8. right ventricular assist device as claimed in claim 7, it is characterised in that described second pipe includes even Meeting portion, described connecting portion releasable connection to described outflow portion, the material of described connecting portion uses hard material.

9. right ventricular assist device as claimed in claim 1, it is characterised in that described inflow part offers side Through-flow entrance, described bypass inflow entrance is arranged with the inflow end surfaces of described inflow part.

10. right ventricular assist device as claimed in claim 1, it is characterised in that being close to of described inflow part One end of described inflow end face is provided with suture ring.

11. right ventricular assist devices as claimed in claim 1, it is characterised in that the material of described first pipeline Matter is titanium.
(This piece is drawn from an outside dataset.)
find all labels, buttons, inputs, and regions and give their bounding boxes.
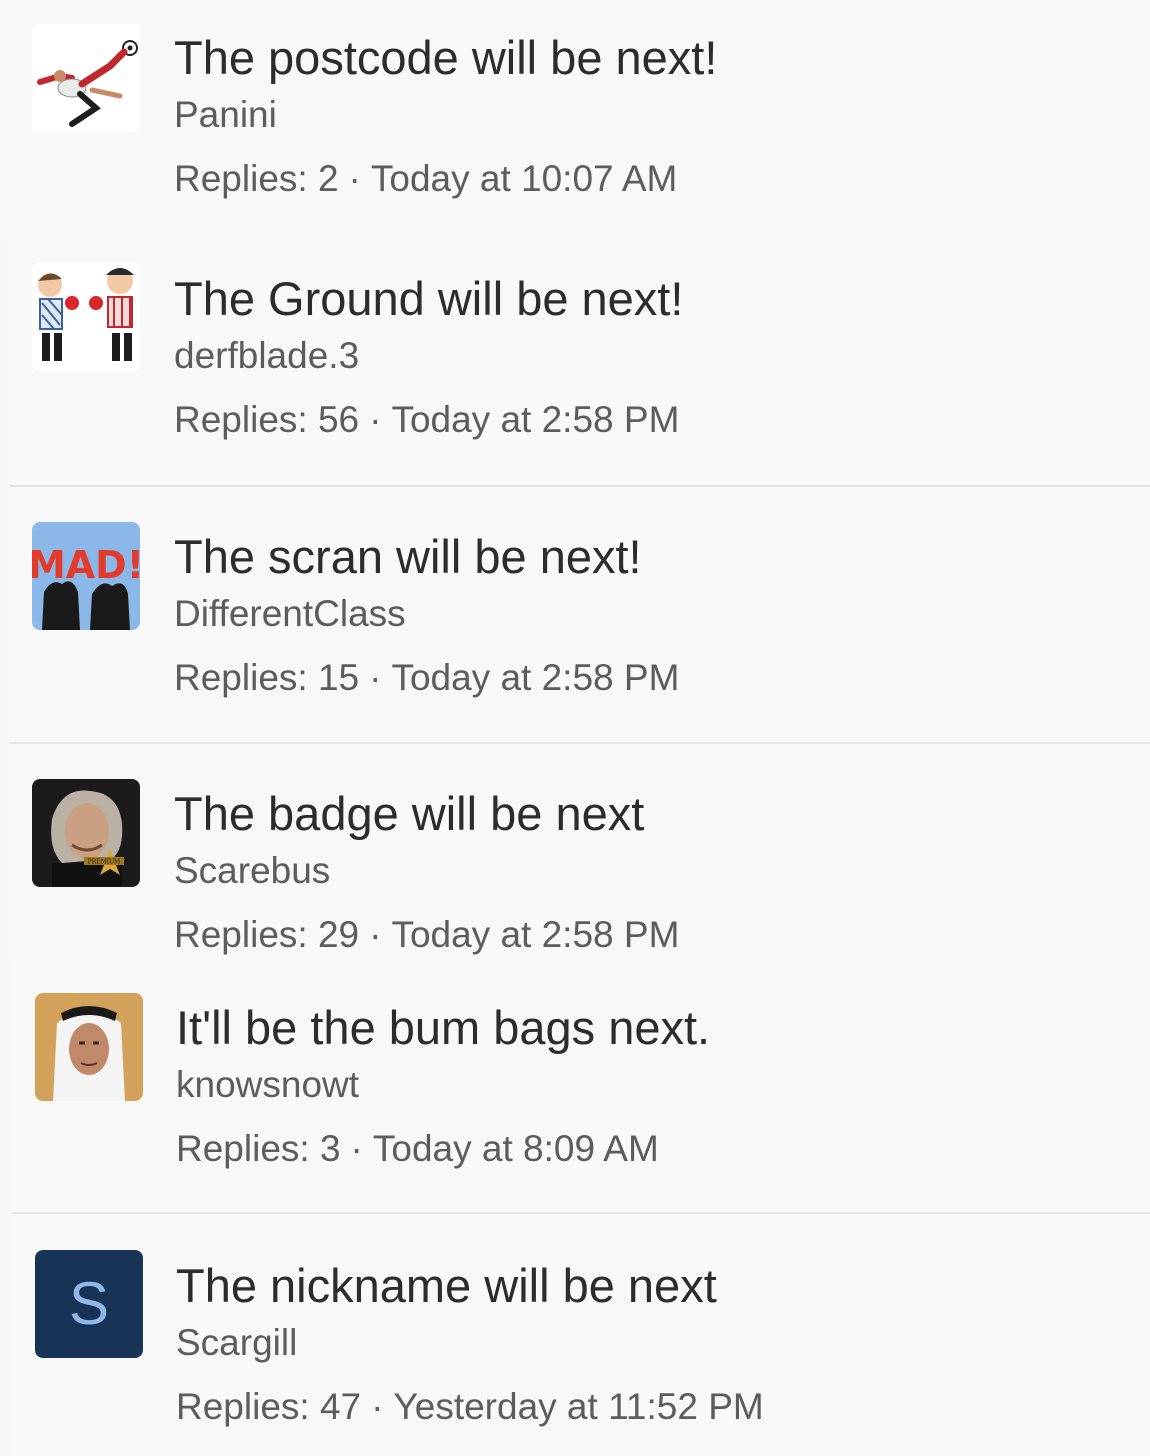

12. right ventricular assist devices as claimed in claim 1, it is characterised in that described right ventricular assist device Also including being arranged on the bracing frame in described outflow portion and rotating shaft, support frame as described above is fixed on described outflow portion Inwall, and include the first support and the second support being oppositely arranged, described blade is arranged around described rotating shaft, The axis of described rotating shaft is perpendicular to described outflow end face, and described axis of rotation is connected to described first support and institute State between the second support.

13. right ventricular assist devices as claimed in claim 1, it is characterised in that described driving means includes Motor and controller, described motor is in order to drive described blade to rotate, and described controller electrically connects described motor, In order to regulate the output of described motor；

Described right ventricular assist device also includes that dividing wall, described dividing wall are fixed to described diapire and deviate from described stream Going out the side of end face, and be collectively forming separate cavities with described diapire, described motor is positioned at described separate cavities Portion.

14. right ventricular assist devices as claimed in claim 13, it is characterised in that described right heart auxiliary dress Put and also include the first battery component and the second battery component；

Described first battery component electrically connects described motor, with thinking that described motor provides electric energy；

Described second battery component carries out wireless charging to described first battery component.

15. right ventricular assist devices as claimed in claim 14, it is characterised in that described first set of cells Part includes that the first accumulator and first charging inlet of electrical connection, described first storage battery connect described motor；

Described second battery component includes the second accumulator and second charging inlet of electrical connection, and described second fills Wireless connections between electrical interface and described first charging inlet, make the electric energy transfer in described second accumulator extremely Described first accumulator.

16. right ventricular assist devices as claimed in claim 13, it is characterised in that described right heart auxiliary dress Put and also include sensing device and signal processing apparatus；

Described sensing device is in order to detect the fluid parameter in described first pipeline, and forms the first signal transmission To described signal processing apparatus；

Described signal processing apparatus is in order to receive, store and to process described first signal, and forms the second letter Number it is sent to described controller, makes described controller regulate the output of described motor.

17. right ventricular assist devices as claimed in claim 16, it is characterised in that described signal processing device Put and include chip and processor；

Described chip transmits initial data to described processor；

Described processor receives described initial data, forms feedback data, and transmits described feedback signal to institute State chip；

Described processor includes display screen, and described display screen is in order to show described initial data and/or described feedback Data.